The monitoring myocardial ischemia

Electrocardiography is employed in qualitative (pattern-based) and quantitative formats, for the diagnosis and follow-up of patients. Measuring the amplitude of various parts of the ECG waveform provides data suitable for comparison and statistical analysis. Measurements of the ST segment have been employed in exercise testing and in the CCU for the purposes of monitoring myocardial ischemia. Similar treatment of the QRS complexes can be used for the purposes of diagnosing and monitoring patients who have developed or are recovering from edematous states of various etiologies.  monitoring myocardial ischemia

Daily experience particularly in critical care units reveals the vagaries of obtaining patients’ Ws using sling scales. The calculation of 2QRS12 may be useful in monitoring changes in extent of peripheral edema. Although this also could be time-consuming, it could be probably handled electronically by automated ECG interpretation programs. Another application of the ECG/W correlations could be in setting up changing voltage-dependent ECG criteria for various diagnoses (ie, left ventricular hypertrophy) in patients with extreme fluid overload states. Thus, for patients with AN or CHF, or for those undergoing hemodialysis, the diagnosis of left ventricular hypertrophy should be made with reference to the stage (ie, compensated and uncompensated) of their edematous state.

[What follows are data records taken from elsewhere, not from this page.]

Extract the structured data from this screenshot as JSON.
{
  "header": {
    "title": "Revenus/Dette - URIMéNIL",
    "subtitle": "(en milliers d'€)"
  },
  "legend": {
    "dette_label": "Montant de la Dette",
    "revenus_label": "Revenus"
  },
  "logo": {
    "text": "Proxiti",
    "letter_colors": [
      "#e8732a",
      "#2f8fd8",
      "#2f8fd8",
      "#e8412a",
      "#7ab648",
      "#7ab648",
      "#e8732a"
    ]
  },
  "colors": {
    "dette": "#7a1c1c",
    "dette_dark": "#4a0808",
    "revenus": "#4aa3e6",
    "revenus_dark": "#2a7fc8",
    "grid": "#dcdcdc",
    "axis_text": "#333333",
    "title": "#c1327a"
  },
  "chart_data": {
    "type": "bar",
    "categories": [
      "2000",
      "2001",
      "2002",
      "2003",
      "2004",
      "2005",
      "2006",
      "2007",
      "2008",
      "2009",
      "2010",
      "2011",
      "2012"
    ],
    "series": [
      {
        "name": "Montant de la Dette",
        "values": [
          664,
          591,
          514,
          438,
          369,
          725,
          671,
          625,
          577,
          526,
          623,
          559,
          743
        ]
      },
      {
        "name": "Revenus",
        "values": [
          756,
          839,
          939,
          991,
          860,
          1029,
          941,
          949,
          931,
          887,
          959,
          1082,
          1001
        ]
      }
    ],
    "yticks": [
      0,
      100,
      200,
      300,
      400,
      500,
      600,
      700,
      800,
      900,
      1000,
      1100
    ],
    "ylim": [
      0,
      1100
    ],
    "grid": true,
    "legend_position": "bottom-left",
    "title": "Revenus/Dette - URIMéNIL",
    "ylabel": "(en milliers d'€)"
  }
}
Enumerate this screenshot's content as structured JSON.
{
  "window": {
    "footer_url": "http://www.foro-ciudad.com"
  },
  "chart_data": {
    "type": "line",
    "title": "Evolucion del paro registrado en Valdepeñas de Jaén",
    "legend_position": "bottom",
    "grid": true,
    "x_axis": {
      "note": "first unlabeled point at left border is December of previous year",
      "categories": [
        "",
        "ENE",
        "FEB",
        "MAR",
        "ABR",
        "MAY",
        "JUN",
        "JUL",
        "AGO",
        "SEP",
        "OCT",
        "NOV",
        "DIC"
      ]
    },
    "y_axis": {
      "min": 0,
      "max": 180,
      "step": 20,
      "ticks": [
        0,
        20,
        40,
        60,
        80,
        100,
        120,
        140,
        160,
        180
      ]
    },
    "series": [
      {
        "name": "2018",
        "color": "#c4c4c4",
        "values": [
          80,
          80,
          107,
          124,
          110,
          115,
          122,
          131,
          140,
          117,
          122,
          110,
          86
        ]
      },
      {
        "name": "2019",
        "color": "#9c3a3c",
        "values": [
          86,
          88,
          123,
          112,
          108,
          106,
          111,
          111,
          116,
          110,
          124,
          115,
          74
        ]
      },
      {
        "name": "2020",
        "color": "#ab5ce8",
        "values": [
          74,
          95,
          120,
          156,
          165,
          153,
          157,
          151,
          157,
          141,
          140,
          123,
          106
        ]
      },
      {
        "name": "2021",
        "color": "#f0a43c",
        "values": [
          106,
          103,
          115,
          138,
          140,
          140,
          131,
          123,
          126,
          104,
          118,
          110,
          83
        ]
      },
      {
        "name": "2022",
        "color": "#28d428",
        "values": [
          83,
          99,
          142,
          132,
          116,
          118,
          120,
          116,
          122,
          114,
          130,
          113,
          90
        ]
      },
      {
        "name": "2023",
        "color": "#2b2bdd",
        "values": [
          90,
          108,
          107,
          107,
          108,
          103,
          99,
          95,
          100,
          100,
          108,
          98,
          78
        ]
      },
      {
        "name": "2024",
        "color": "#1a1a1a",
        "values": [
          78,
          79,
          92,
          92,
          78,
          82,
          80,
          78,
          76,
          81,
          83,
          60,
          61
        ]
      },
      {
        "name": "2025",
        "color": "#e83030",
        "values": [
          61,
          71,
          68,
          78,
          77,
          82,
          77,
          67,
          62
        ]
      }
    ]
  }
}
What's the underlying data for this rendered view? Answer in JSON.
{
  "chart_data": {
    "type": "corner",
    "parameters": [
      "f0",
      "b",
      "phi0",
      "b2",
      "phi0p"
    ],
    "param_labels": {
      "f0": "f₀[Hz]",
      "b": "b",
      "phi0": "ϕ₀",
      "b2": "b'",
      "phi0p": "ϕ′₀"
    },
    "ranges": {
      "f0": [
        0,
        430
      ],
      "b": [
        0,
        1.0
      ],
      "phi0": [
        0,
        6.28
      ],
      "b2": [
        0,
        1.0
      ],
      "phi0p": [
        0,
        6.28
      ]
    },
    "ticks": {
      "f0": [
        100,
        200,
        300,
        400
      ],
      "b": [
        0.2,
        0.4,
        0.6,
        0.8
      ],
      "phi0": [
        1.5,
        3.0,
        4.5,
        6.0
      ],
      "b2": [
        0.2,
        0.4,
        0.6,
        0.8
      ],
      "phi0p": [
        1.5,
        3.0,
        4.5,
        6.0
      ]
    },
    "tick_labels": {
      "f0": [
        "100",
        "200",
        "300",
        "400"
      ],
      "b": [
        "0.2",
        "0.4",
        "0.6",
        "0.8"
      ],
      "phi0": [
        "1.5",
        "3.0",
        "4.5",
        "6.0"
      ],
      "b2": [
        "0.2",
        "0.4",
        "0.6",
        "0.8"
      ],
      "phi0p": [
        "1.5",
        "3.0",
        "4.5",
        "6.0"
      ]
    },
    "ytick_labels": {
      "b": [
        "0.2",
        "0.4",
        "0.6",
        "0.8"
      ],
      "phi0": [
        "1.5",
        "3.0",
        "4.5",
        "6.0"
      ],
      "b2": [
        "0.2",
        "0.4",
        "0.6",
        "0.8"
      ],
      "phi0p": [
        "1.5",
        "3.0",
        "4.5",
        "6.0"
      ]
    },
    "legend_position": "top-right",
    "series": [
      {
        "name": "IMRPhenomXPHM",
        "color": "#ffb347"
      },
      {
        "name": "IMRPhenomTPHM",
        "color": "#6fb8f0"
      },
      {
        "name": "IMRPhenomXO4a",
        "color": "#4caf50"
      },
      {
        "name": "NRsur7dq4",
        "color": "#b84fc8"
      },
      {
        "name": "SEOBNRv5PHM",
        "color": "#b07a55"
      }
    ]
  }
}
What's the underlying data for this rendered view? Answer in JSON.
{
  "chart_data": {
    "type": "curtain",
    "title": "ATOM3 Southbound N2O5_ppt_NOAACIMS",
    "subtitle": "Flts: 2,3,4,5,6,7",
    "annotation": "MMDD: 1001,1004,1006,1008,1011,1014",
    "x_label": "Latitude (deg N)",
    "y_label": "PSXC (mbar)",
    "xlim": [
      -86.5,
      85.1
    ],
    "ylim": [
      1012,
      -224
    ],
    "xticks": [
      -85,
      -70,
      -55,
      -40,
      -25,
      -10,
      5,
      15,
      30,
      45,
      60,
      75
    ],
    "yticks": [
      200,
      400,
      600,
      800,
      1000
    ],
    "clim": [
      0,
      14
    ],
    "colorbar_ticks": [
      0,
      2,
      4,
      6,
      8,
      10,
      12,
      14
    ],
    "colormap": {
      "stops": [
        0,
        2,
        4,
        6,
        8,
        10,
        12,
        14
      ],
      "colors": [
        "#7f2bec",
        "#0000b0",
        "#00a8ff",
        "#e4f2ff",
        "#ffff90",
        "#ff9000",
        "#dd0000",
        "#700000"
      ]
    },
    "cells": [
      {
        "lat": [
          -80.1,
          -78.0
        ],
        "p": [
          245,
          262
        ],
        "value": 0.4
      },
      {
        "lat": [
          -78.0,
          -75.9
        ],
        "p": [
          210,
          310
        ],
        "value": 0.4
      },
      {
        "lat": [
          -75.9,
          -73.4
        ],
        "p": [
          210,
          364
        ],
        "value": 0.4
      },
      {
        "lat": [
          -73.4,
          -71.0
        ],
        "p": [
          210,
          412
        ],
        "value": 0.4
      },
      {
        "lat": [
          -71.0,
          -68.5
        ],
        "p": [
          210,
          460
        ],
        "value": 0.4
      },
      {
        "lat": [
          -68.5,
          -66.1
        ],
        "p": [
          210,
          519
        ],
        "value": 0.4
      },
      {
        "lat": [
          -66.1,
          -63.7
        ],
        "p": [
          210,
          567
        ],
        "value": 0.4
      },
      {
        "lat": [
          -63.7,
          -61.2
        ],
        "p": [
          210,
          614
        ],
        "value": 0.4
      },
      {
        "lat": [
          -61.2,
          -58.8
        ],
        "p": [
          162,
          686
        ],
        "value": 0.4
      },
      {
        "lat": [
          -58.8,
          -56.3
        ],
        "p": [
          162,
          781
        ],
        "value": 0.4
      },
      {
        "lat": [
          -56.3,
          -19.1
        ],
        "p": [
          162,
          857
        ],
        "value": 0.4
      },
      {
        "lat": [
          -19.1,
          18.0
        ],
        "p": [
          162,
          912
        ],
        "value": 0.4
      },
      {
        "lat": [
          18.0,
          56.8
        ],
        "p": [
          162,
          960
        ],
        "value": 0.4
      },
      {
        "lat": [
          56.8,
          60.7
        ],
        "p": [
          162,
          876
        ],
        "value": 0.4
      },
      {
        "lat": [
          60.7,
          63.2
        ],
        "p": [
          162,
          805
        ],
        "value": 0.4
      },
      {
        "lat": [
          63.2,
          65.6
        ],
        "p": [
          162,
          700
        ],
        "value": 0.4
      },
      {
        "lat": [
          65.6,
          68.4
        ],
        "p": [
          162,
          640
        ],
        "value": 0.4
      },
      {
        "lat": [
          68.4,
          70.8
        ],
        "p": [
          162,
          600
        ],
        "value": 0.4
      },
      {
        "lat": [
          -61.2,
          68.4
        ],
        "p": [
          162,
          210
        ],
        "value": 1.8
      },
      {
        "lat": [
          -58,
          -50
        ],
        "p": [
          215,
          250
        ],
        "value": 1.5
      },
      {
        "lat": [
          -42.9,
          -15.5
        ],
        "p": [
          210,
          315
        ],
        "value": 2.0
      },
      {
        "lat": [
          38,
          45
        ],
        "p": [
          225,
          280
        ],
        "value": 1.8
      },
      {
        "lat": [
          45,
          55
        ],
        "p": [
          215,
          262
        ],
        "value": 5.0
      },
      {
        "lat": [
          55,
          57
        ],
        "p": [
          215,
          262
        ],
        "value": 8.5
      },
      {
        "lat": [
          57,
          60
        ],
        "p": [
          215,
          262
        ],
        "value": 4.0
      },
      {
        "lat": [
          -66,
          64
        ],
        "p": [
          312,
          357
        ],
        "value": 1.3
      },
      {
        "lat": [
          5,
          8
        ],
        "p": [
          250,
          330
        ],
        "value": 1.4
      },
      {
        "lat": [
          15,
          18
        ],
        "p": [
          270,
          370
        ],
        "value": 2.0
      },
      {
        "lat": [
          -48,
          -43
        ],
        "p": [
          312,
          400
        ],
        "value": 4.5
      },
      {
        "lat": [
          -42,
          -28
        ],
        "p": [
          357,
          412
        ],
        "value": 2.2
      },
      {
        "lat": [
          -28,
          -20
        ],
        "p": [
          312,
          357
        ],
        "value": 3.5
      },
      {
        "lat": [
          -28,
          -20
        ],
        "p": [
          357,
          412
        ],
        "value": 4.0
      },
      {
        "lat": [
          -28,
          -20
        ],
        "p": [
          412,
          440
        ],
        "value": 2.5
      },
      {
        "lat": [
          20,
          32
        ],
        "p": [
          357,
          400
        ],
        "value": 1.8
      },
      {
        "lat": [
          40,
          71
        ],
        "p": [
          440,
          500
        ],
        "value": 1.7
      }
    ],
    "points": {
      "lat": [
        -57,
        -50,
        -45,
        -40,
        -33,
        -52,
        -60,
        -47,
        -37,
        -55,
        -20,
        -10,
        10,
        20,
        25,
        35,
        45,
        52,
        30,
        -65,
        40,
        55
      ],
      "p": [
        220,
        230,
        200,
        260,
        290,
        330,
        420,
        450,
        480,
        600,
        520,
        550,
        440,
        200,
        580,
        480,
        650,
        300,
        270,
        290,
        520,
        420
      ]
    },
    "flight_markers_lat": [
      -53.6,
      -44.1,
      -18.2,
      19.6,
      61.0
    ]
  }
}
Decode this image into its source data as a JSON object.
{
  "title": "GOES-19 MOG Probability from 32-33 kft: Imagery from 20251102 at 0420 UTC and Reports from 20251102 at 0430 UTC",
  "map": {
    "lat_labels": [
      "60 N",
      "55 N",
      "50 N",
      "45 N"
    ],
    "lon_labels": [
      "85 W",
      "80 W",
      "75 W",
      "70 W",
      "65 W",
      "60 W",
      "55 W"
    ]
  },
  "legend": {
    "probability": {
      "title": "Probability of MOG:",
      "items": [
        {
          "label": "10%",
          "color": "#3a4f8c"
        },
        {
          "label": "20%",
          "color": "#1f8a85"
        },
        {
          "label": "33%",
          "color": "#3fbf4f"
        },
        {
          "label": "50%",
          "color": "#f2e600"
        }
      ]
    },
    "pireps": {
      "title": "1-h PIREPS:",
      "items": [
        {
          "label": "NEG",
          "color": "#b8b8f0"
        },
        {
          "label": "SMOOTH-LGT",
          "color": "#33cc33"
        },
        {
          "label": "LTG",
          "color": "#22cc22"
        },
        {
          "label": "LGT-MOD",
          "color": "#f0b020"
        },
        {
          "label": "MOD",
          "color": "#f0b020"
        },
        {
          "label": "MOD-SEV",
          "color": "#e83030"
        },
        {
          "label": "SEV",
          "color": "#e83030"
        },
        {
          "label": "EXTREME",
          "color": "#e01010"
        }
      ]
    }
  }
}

The reliability of the 2QRS12 in detecting fluid accumulation or loss may improve when ECGs are recorded from fixed chest wall landmarks, ensuring comparable precordial ECG recordings. In our previous studies, we used routine daily ECGs recorded by our technicians, without the above provision. It appears from the present study that for clinical and research applications focusing on the QRS amplitude (and excluding patients with AN), one can employ measurements from the 2-lead ECG and 6-lead ECG instead of the 12-lead ECG. This was highlighted by the data from the three patients treated for CHF, for whom the correlations among the three ECG systems were very strong. However, this might have been a chance finding, since only three patients were studied, and data from hospital admission and discharge were lumped together.